Coming off of his best stretch of the season, Senga has limited opponents to only five runs over his last three starts (18 1/3 innings). Earlier this week in Arizona, he went eight innings for the first time, holding the Arizona Diamondbacks to only one run while striking out 12 hitters to tie his career-best mark.

He’s become more and more comfortable with the increased amount of travel and the longer distances MLB teams have to travel throughout a season, as well as more comfortable with the ball and the mound. A few weeks ago, Showalter had a few baseballs used in the Nippon Professional League in his office. He noticed that when Senga gripped it, he used his left hand instead of his pitching hand. The reason being that he didn’t want to lose his feel for the MLB ball when he had finally mastered it.

“Initially, it was definitely things like the environment and the atmosphere and the ball as well,” Senga said. “But as I pitched more and more, I got more used to it. I think things are looking good.”

He’ll join first baseman Pete Alonso next week at T-Mobile Park.
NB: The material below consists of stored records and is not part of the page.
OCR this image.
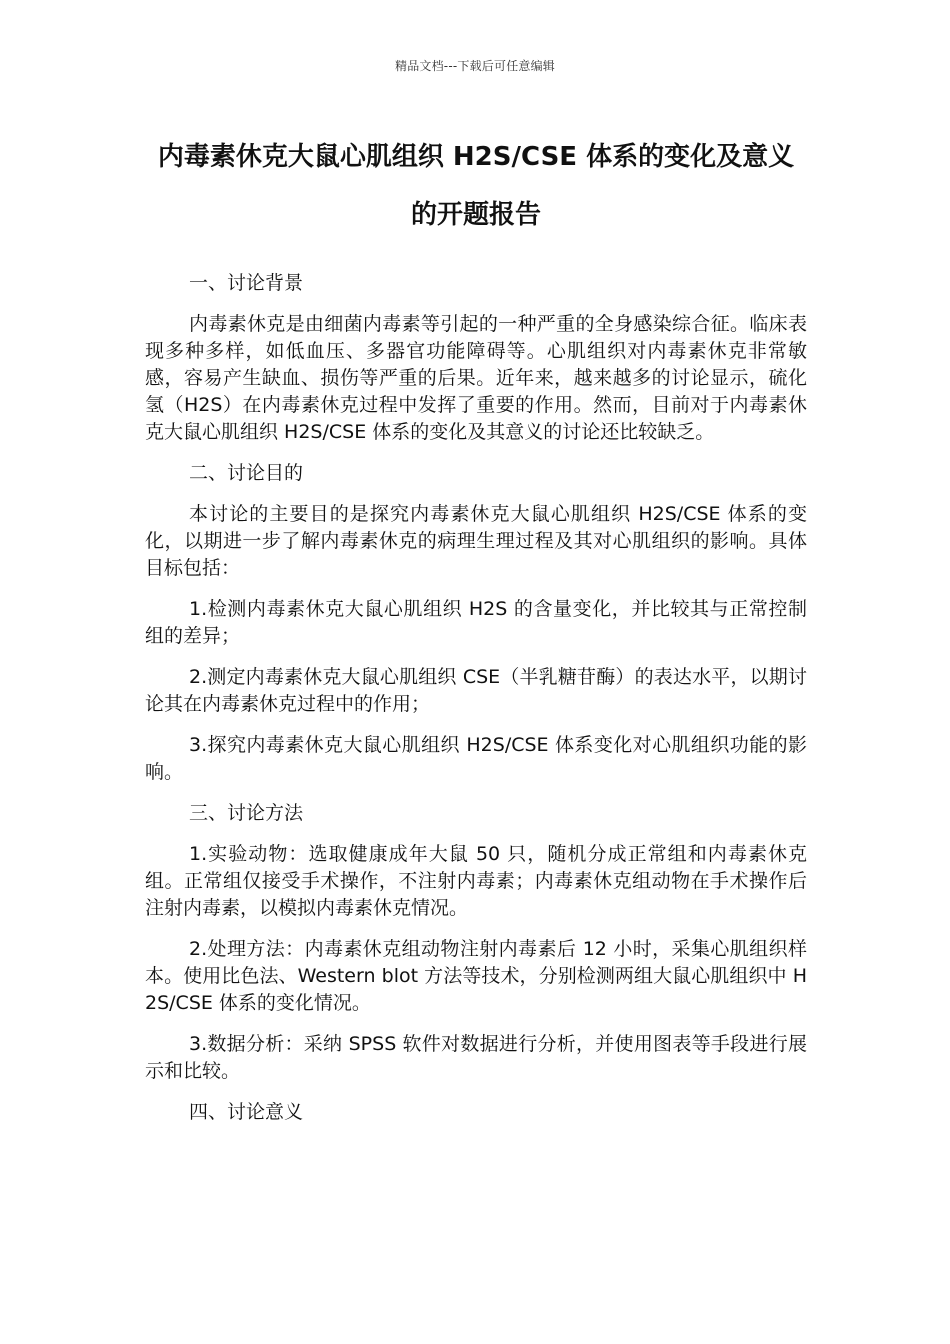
精品文档---下载后可任意编辑
内毒素休克大鼠心肌组织 H2S/CSE 体系的变化及意义的开题报告
一、讨论背景

内毒素休克是由细菌内毒素等引起的一种严重的全身感染综合征。临床表现多种多样，如低血压、多器官功能障碍等。心肌组织对内毒素休克非常敏感，容易产生缺血、损伤等严重的后果。近年来，越来越多的讨论显示，硫化氢（H2S）在内毒素休克过程中发挥了重要的作用。然而，目前对于内毒素休克大鼠心肌组织 H2S/CSE 体系的变化及其意义的讨论还比较缺乏。

二、讨论目的

本讨论的主要目的是探究内毒素休克大鼠心肌组织 H2S/CSE 体系的变化，以期进一步了解内毒素休克的病理生理过程及其对心肌组织的影响。具体目标包括：

1.检测内毒素休克大鼠心肌组织 H2S 的含量变化，并比较其与正常控制组的差异；

2.测定内毒素休克大鼠心肌组织 CSE（半乳糖苷酶）的表达水平，以期讨论其在内毒素休克过程中的作用；

3.探究内毒素休克大鼠心肌组织 H2S/CSE 体系变化对心肌组织功能的影响。

三、讨论方法

1.实验动物：选取健康成年大鼠 50 只，随机分成正常组和内毒素休克组。正常组仅接受手术操作，不注射内毒素；内毒素休克组动物在手术操作后注射内毒素，以模拟内毒素休克情况。

2.处理方法：内毒素休克组动物注射内毒素后 12 小时，采集心肌组织样本。使用比色法、Western blot 方法等技术，分别检测两组大鼠心肌组织中 H2S/CSE 体系的变化情况。

3.数据分析：采纳 SPSS 软件对数据进行分析，并使用图表等手段进行展示和比较。

四、讨论意义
It’s also a special moment for his translator, Hiro Fujiwara, who grew up in the Seattle area and attended the University of Washington.

This puts Senga in an elite group of Japanese players who have made the All-Star team as rookies. Only seven others have done it: Masahiro Tanaka, Yu Darvish, Kosuke Fukudome, Hediki Okajima, Hideki Matsui, Ichiro Suzuki and Hideo Nomo. He’s also only the fifth member of the Mets to go to the game as a rookie (Alonso, Dwight Gooden, Jerry Koosman and Tom Seaver).

“I know that it’s a place where amazing players go,” he said. “To be selected onto a team like that it’s again, very surprising. I think once I get to Seattle I’ll have more emotions. But right now, I just want to prepare for the game and do my best.”

The only player he doesn’t want to face? Shohei Ohtani.

“If I could choose, I would choose not to face him,” Senga joked. “But I know the fans in Japan would love it and I know the fans over here would too. Whatever happens — if he gets a hit off of me or if I get him out — I just want to enjoy the moment.”